A Critical Juncture

As the temperature finally climbs above the wooly sweater mark, the days shift from cold and wet to hot and damp, and the summer movie season explodes like an early Fourth of July cherry bomb. The numbers coming in are huge – The Hangover II had the biggest Memorial Day weekend opening in movie history for a comedy or an R-rated film. This deliberately gross flick grossed $200 million globally. That means countries around the world now believe all Americans look like Zach Galifianakis.

I haven’t seen The Hangover II yet. I thought the first one was pretty funny and don’t really expect anything new from the sequel. But since I now fancy myself a critic, albeit one with puke down the front of my shirt, I’ve become very interested in how people react to my reviews. I’d like to think I steer people to a calm port; give them advice on how to keep firm footing in the treacherous shaky-cam sea, while still giving an entertaining overview of the film itself.

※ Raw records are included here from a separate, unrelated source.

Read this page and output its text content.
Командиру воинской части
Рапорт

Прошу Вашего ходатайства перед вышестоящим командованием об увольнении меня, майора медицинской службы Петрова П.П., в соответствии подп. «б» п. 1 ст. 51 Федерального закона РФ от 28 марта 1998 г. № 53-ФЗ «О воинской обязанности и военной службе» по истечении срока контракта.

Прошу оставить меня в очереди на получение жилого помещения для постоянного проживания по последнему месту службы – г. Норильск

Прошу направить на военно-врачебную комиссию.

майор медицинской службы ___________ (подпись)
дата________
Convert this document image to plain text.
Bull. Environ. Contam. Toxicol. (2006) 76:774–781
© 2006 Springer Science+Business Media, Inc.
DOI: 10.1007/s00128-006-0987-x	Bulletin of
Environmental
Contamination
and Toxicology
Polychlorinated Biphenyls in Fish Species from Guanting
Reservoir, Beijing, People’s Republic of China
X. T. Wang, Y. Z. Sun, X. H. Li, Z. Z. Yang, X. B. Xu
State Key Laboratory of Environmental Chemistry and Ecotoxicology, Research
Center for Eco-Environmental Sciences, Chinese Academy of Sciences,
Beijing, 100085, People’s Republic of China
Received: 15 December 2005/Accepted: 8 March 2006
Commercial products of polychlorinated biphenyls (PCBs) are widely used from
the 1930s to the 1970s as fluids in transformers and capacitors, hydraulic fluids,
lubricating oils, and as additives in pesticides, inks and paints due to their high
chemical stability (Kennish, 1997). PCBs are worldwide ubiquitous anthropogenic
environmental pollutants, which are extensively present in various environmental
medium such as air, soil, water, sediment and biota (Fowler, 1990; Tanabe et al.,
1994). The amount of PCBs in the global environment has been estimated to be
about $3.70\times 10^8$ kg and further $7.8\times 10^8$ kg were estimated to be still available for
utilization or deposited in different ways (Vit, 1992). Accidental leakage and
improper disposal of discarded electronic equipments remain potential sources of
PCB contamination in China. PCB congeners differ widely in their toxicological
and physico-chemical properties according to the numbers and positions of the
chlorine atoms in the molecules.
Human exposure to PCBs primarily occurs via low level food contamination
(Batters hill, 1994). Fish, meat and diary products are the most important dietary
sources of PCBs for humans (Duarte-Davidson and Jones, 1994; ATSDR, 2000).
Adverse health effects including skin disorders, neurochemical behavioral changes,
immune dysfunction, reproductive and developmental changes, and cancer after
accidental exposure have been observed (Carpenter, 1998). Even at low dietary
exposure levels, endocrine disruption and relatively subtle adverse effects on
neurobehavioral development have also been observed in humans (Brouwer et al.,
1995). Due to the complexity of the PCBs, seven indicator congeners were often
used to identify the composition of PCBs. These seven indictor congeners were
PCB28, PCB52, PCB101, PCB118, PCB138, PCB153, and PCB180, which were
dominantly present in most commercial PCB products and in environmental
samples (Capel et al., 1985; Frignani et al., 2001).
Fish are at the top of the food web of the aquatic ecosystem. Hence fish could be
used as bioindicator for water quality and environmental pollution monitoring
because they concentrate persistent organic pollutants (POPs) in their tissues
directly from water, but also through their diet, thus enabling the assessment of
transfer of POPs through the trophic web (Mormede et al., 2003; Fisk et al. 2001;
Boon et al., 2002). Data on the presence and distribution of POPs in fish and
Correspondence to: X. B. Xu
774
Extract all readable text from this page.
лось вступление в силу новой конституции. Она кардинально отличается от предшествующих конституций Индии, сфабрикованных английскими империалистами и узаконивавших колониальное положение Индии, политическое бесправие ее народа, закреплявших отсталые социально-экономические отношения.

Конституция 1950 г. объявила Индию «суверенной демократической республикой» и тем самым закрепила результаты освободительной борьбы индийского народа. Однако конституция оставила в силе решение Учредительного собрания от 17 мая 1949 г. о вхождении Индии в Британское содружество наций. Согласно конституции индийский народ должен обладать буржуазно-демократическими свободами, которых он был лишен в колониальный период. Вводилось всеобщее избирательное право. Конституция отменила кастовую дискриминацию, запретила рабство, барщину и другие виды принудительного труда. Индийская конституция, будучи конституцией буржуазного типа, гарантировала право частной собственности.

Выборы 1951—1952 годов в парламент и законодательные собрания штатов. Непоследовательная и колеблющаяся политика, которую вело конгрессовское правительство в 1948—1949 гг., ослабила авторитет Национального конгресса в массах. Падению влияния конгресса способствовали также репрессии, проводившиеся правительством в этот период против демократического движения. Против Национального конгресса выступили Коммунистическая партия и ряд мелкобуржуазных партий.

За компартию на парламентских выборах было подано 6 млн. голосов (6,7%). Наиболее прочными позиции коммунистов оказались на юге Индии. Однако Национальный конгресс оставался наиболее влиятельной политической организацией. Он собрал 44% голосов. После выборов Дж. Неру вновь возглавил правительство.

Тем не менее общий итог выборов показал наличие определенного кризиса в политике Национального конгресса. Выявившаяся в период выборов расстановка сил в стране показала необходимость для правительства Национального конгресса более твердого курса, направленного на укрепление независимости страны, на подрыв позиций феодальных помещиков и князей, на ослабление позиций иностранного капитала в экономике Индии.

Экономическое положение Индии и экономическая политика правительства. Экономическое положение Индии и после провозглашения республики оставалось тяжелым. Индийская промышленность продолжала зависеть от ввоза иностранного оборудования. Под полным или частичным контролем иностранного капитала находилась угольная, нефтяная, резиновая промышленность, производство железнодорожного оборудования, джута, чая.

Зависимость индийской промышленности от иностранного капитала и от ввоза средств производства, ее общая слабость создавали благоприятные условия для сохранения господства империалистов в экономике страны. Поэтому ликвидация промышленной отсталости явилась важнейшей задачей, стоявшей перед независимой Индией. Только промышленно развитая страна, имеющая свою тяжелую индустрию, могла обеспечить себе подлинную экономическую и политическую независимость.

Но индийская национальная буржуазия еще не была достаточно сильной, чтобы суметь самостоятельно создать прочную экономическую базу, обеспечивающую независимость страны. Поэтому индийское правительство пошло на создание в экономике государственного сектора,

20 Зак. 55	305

I don’t think I wield a great deal of influence, although I’m pretty sure I kept at least two of my sisters away from Water for Elephants.

The website Rotten Tomatoes has a nice feature that shows the percentage of critics who liked a film vs the people who actually paid money to see it. Out of 191 reviews, only 35% of the critics liked The Hangover II. The audience percentage was an astonishing 95% positive. This film is not going to end up with an Academy Award, but with those kind of receipts, The Hangover III is a pretty good bet. The fourth Pirates of the Caribbean film had even fewer good reviews, but it seems the ticket holders agreed with the naysayers a little more (32% vs. 65%). Even so, it’s brought in $153 mil.

Compare this to the film Bridesmaids, which was the critics darling at 89% vs. audience 88%. It opened 3 weeks ago and has taken in $85 million, which is considered amazing for a film with all women in it. They are already discussing a sequel – maybe Melissa McCarthy and the air marshall can get married in Taiwan.

Usually the star of a big sequel is the marketing department. With Ed Helms and his Mike Tyson tattoo plastered on every bus terminal and billboard in sight, seeing the movie starts to feel like a foregone conclusion. Hey, dude! Summer hasn’t really started until you’ve seen Ken Jeong do full frontal! Clearly the bad write-ups made no difference at all.

So tell me, my faceless movie seatmates, do reviews influence whether or not you will see a movie? Are you going to sit through another Zack attack? (I have to admit the smoking monkey kind of makes me want to see it.)